Friday, November 5, 2010

FACE IT

Last night, I had a dee-lightful evening at dinner with a fairly new friend in my orbit along with his equally wonderful boyfriend, whom I had never met before. We had a great evening and the banter was fast and the one-liners were even quicker. One of them is an inveterate reader and actually brought with him the second book I wrote (when the world was young) which he checked out of the library one block away from the restaurant. It's a minor book, to my mind, in my "catalog" of non-fiction titles I've written and not one that I mention or, even more, pick up and read. However, the hardcover edition, which he had, included my author photo on the inside back jacket.
The photo is now 30 years old (and I'm, alas, not). While the bf looked at the picture, my friend opened it further to really look at the photo and he audibly gasped and lurched back for a nano-second in his seat. At least, that's how I remember it 24 hours after the fact :)
Sure, I'm, well, 30 years older than I was in that photo and I have to claim that (where's that vial of Botox, anyway?) and live with it, and accept it (as best as any single gay man can, I suppose), but what really struck me came later when I got home. I gave them a tour of the house, which they seemed to like very much (very gratifying to me, as they both have superb taste), but after they left, curiosity got the better of me and I opened a copy of that same book and looked at my (now-ancient) author photo.
What struck me, and saddened me at the same time, is that I really was OK looking. On a good day, and in that picture at least, nicely attractive.

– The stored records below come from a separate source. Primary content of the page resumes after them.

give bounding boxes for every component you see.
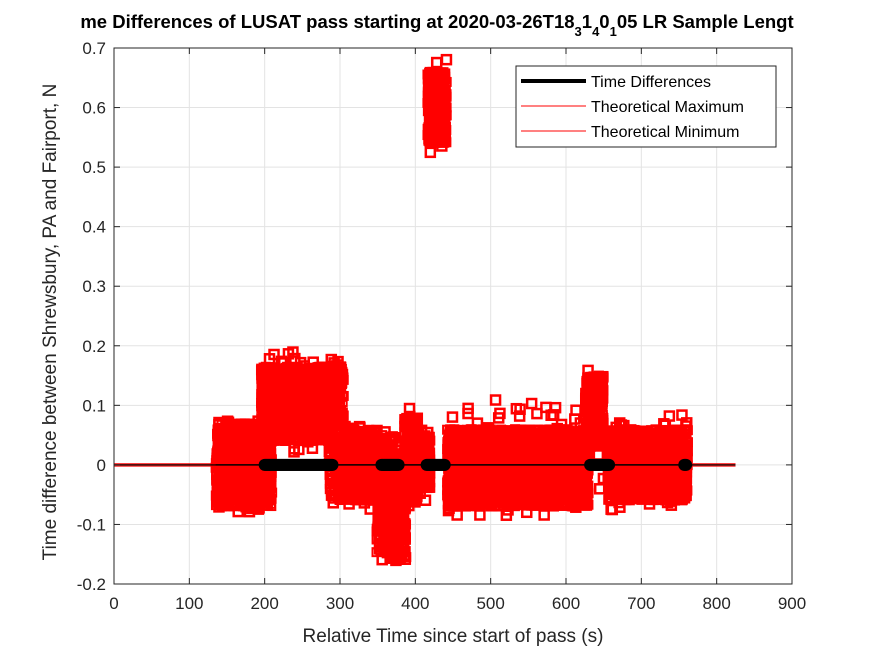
chart-svg: 0100200300400500600700800900 -0.2-0.100.… — [0, 0, 875, 656]
chart: 0100200300400500600700800900 -0.2-0.100.… — [0, 0, 875, 656]
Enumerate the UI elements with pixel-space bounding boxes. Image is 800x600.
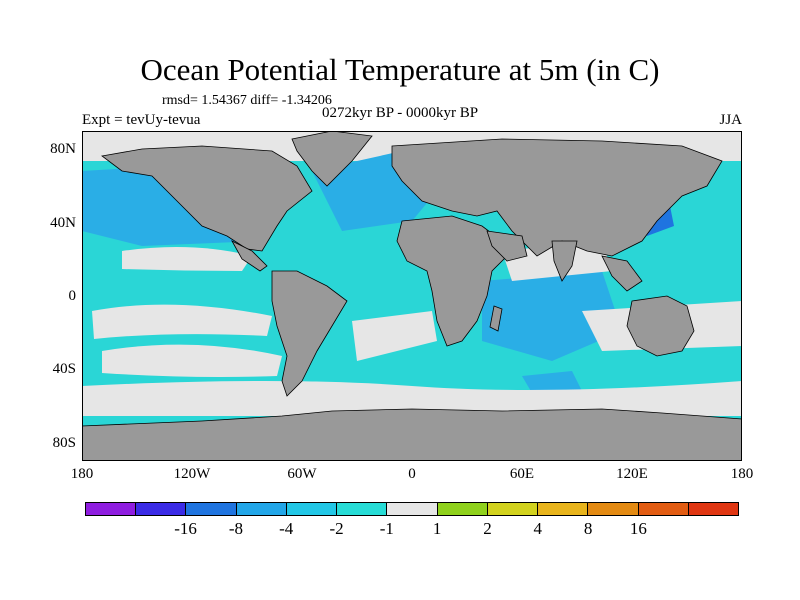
madagascar-land (489, 305, 503, 332)
lon-label-180e: 180 (730, 466, 754, 482)
lon-label-120e: 120E (616, 466, 648, 482)
colorbar-label: -4 (279, 519, 294, 538)
colorbar-label: -16 (174, 519, 197, 538)
colorbar-box (387, 503, 438, 515)
colorbar-label: -2 (329, 519, 344, 538)
north-pacific-neutral (122, 247, 252, 271)
lat-label-0: 0 (68, 288, 77, 304)
lon-label-120w: 120W (173, 466, 211, 482)
antarctica-land (82, 408, 742, 461)
colorbar-label: 4 (533, 519, 543, 538)
europe-asia-land (391, 138, 723, 257)
colorbar (85, 502, 739, 516)
season-label: JJA (719, 112, 742, 128)
colorbar-box (337, 503, 388, 515)
colorbar-label: -8 (228, 519, 243, 538)
south-ocean-cool-patch (522, 371, 582, 393)
colorbar-box (688, 503, 739, 515)
arabia-land (486, 230, 528, 262)
stats-text: rmsd= 1.54367 diff= -1.34206 (162, 93, 332, 108)
north-america-land (101, 145, 313, 252)
south-pacific-neutral (102, 344, 282, 377)
equatorial-pacific-neutral (92, 304, 272, 339)
colorbar-box (588, 503, 639, 515)
lat-label-40n: 40N (50, 215, 76, 231)
colorbar-label: 8 (583, 519, 593, 538)
chart-title: Ocean Potential Temperature at 5m (in C) (140, 52, 660, 87)
colorbar-label: 2 (483, 519, 492, 538)
india-land (551, 240, 578, 282)
lat-label-80n: 80N (50, 141, 76, 157)
colorbar-box (236, 503, 287, 515)
lon-label-60w: 60W (287, 466, 317, 482)
colorbar-label: 16 (629, 519, 647, 538)
map-frame (82, 131, 742, 461)
lon-label-0: 0 (408, 466, 416, 482)
southeast-asia-land (601, 255, 643, 292)
lon-label-180w: 180 (70, 466, 94, 482)
south-atlantic-neutral (352, 311, 437, 361)
central-america-land (231, 240, 268, 272)
lat-label-80s: 80S (52, 435, 76, 451)
colorbar-box (487, 503, 539, 515)
lon-label-60e: 60E (509, 466, 535, 482)
colorbar-box (86, 503, 137, 515)
colorbar-box (286, 503, 338, 515)
colorbar-box (136, 503, 187, 515)
indian-ocean-cool (482, 271, 622, 361)
period-label: 0272kyr BP - 0000kyr BP (322, 105, 479, 121)
colorbar-box (638, 503, 689, 515)
world-map (82, 131, 742, 461)
south-america-land (271, 270, 348, 397)
lat-label-40s: 40S (52, 361, 76, 377)
colorbar-box (538, 503, 589, 515)
colorbar-box (437, 503, 488, 515)
colorbar-box (186, 503, 237, 515)
colorbar-label: 1 (432, 519, 442, 538)
australia-land (626, 295, 695, 357)
experiment-label: Expt = tevUy-tevua (82, 112, 201, 128)
southern-ocean-neutral (82, 381, 742, 416)
colorbar-label: -1 (379, 519, 394, 538)
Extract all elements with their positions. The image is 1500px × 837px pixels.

It's hard, even in retrospect, to write that about myself, but I was good looking; perhaps I'm the mature version, still, and fairly adequately appearing on a good day after a couple cups of coffee and never before 11AM.
"My God, the moon is bright!," as Vera Charles said to Mame Dennis...
The part that gave me an empty, sad feeling is that I never, ever felt I was attractive, even at my so-called "peak" or blush of youth. I never had self-confidence, or bravado or held on to any personal currency which I felt had anything to do with how I looked. I knew I was smart, I knew I could write, I knew I had a sense of humor and could make people laugh with a one-liner or two, when I felt comfortable enough and relaxed to do so...but I never felt attractive...certainly, never "hot" or "studly" or "handsome"...I certainly don't feel anything like that now. I hate pictures of myself, maybe liking one out of 30, maybe.
I wish, and I say this to others also struggling with self-image issues, if someone says you're attractive or handsome or pretty or nice-looking, don't question it, take it in, enjoy it, savor it. It doesn't have to define you but it certainly can help make a good day better and a bad day worthwhile, sometimes.
I look back on those days now and think, if only I had reveled in the youth I had, felt that I was gosh-darn handsome or good-looking for a day or a week. Who knows what my world would have been like without always doubting myself in a physical way, especially in the gay world.
It's like having your driver's license photo taken and it's a terrible, terrible picture. You can't bear to look at it. But then, four years later or maybe eight years later when you have to go in and get a new picture taken, you look at that old one and think, 'you know, that photo isn't so bad!"